Karzai's reversal comes at the heels of a massive worldwide diplomatic freak out from (among others) Canada, the US, the UK, Australia and New Zealand (which has 140 troops there).
So while the countries currently putting lives on the line to keep Karzai's government in power had enough leverage to put a stop to this, the knowledge that Western foreign governments hold an effective veto over purely domestic law and policy is going to make for some great propaganda and recruiting.
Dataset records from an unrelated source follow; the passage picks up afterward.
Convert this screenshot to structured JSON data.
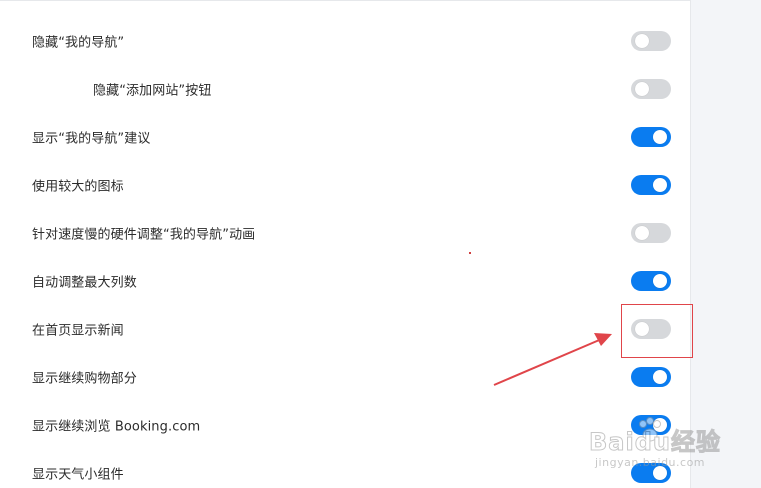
{
  "settings": [
    {
      "label": "隐藏“我的导航”",
      "enabled": false,
      "indent": false
    },
    {
      "label": "隐藏“添加网站”按钮",
      "enabled": false,
      "indent": true
    },
    {
      "label": "显示“我的导航”建议",
      "enabled": true,
      "indent": false
    },
    {
      "label": "使用较大的图标",
      "enabled": true,
      "indent": false
    },
    {
      "label": "针对速度慢的硬件调整“我的导航”动画",
      "enabled": false,
      "indent": false
    },
    {
      "label": "自动调整最大列数",
      "enabled": true,
      "indent": false
    },
    {
      "label": "在首页显示新闻",
      "enabled": false,
      "indent": false
    },
    {
      "label": "显示继续购物部分",
      "enabled": true,
      "indent": false
    },
    {
      "label": "显示继续浏览 Booking.com",
      "enabled": true,
      "indent": false
    },
    {
      "label": "显示天气小组件",
      "enabled": true,
      "indent": false
    }
  ],
  "colors": {
    "toggle_on": "#0a7cf0",
    "toggle_off": "#d6d8db",
    "annotation": "#e0454a"
  },
  "watermark": {
    "brand": "Baidu经验",
    "sub": "jingyan.baidu.com"
  }
}
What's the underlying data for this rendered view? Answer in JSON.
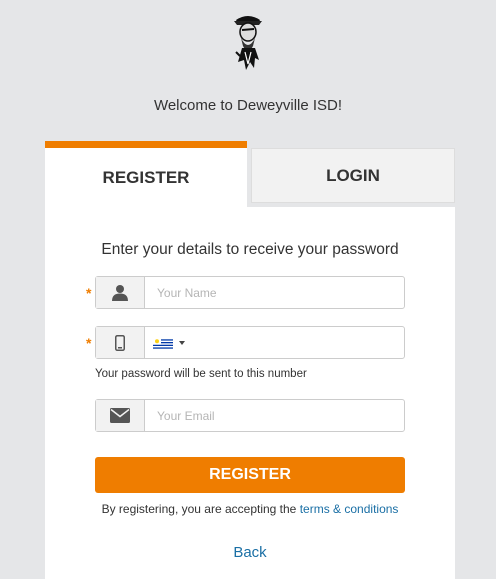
{
  "welcome": "Welcome to Deweyville ISD!",
  "tabs": {
    "register": "REGISTER",
    "login": "LOGIN"
  },
  "form": {
    "instructions": "Enter your details to receive your password",
    "required_marker": "*",
    "name": {
      "placeholder": "Your Name",
      "icon": "user-icon"
    },
    "phone": {
      "value": "",
      "icon": "mobile-phone-icon",
      "country_flag": "uruguay-flag-icon"
    },
    "phone_hint": "Your password will be sent to this number",
    "email": {
      "placeholder": "Your Email",
      "icon": "envelope-icon"
    },
    "submit_label": "REGISTER"
  },
  "terms": {
    "prefix": "By registering, you are accepting the",
    "link": "terms & conditions"
  },
  "back": "Back",
  "colors": {
    "accent": "#ef7d00",
    "link": "#1a6fa5",
    "background": "#e5e6e8"
  }
}
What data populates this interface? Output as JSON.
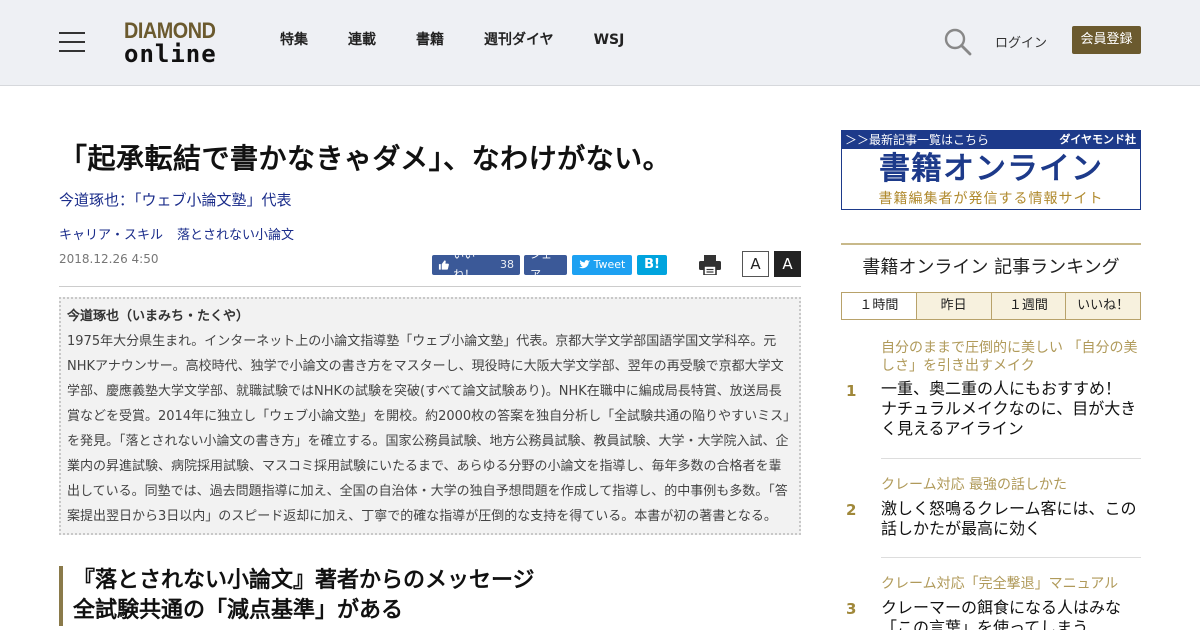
{
  "header": {
    "logo_top": "DIAMOND",
    "logo_bottom": "online",
    "nav": [
      "特集",
      "連載",
      "書籍",
      "週刊ダイヤ",
      "WSJ"
    ],
    "login": "ログイン",
    "register": "会員登録"
  },
  "article": {
    "title": "「起承転結で書かなきゃダメ」、なわけがない。",
    "author": "今道琢也：「ウェブ小論文塾」代表",
    "tags": [
      "キャリア・スキル",
      "落とされない小論文"
    ],
    "date": "2018.12.26 4:50",
    "share": {
      "like_label": "いいね！",
      "like_count": "38",
      "facebook_share": "シェア",
      "tweet": "Tweet",
      "hatena": "B!"
    },
    "font_small": "A",
    "font_large": "A",
    "profile_name": "今道琢也（いまみち・たくや）",
    "profile_body": "1975年大分県生まれ。インターネット上の小論文指導塾「ウェブ小論文塾」代表。京都大学文学部国語学国文学科卒。元NHKアナウンサー。高校時代、独学で小論文の書き方をマスターし、現役時に大阪大学文学部、翌年の再受験で京都大学文学部、慶應義塾大学文学部、就職試験ではNHKの試験を突破(すべて論文試験あり)。NHK在職中に編成局長特賞、放送局長賞などを受賞。2014年に独立し「ウェブ小論文塾」を開校。約2000枚の答案を独自分析し「全試験共通の陥りやすいミス」を発見。「落とされない小論文の書き方」を確立する。国家公務員試験、地方公務員試験、教員試験、大学・大学院入試、企業内の昇進試験、病院採用試験、マスコミ採用試験にいたるまで、あらゆる分野の小論文を指導し、毎年多数の合格者を輩出している。同塾では、過去問題指導に加え、全国の自治体・大学の独自予想問題を作成して指導し、的中事例も多数。「答案提出翌日から3日以内」のスピード返却に加え、丁寧で的確な指導が圧倒的な支持を得ている。本書が初の著書となる。",
    "section_heading_1": "『落とされない小論文』著者からのメッセージ",
    "section_heading_2": "全試験共通の「減点基準」がある"
  },
  "sidebar": {
    "banner_link": "＞＞最新記事一覧はこちら",
    "banner_brand": "ダイヤモンド社",
    "banner_title": "書籍オンライン",
    "banner_sub": "書籍編集者が発信する情報サイト",
    "ranking_title": "書籍オンライン 記事ランキング",
    "tabs": [
      "１時間",
      "昨日",
      "１週間",
      "いいね！"
    ],
    "ranking": [
      {
        "rank": "1",
        "category": "自分のままで圧倒的に美しい 「自分の美しさ」を引き出すメイク",
        "title": "一重、奥二重の人にもおすすめ！ ナチュラルメイクなのに、目が大きく見えるアイライン"
      },
      {
        "rank": "2",
        "category": "クレーム対応 最強の話しかた",
        "title": "激しく怒鳴るクレーム客には、この話しかたが最高に効く"
      },
      {
        "rank": "3",
        "category": "クレーム対応「完全撃退」マニュアル",
        "title": "クレーマーの餌食になる人はみな「この言葉」を使ってしまう"
      }
    ]
  }
}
Not that the Western governments were wrong to exert pressure over this, but that I have to wonder at Karzai's acumen that he thought he could get away with this. It was clearly supposed to be a low-profile domestic sop to the Shi'ite minority (about 19-25% of the population) and ends up leaving him revealed as NATO's servant. He has no one to blame but himself:
The bill lay dormant for more than a year, but in February it was rushed through parliament as President Karzai sought allies in a constitutional row over the upcoming election. Senator Humeira Namati claimed it wasn't even read out in the Upper House, let alone debated, before it was passed to the Supreme Court. "They accused me of being an unbeliever," she said.
Whatever slim chance of success there is in Afghanistan (however defined) is really not helped by this. Of course, the incident happening at all is demonstrative of how little hope there already was, but I can't see anything good coming of this. Large portions of the Northern Alliance are Shia, so it's not as if they don't have the capacity to take up arms against the NATO forces too, if they're sufficiently annoyed at having this law quashed at our behest.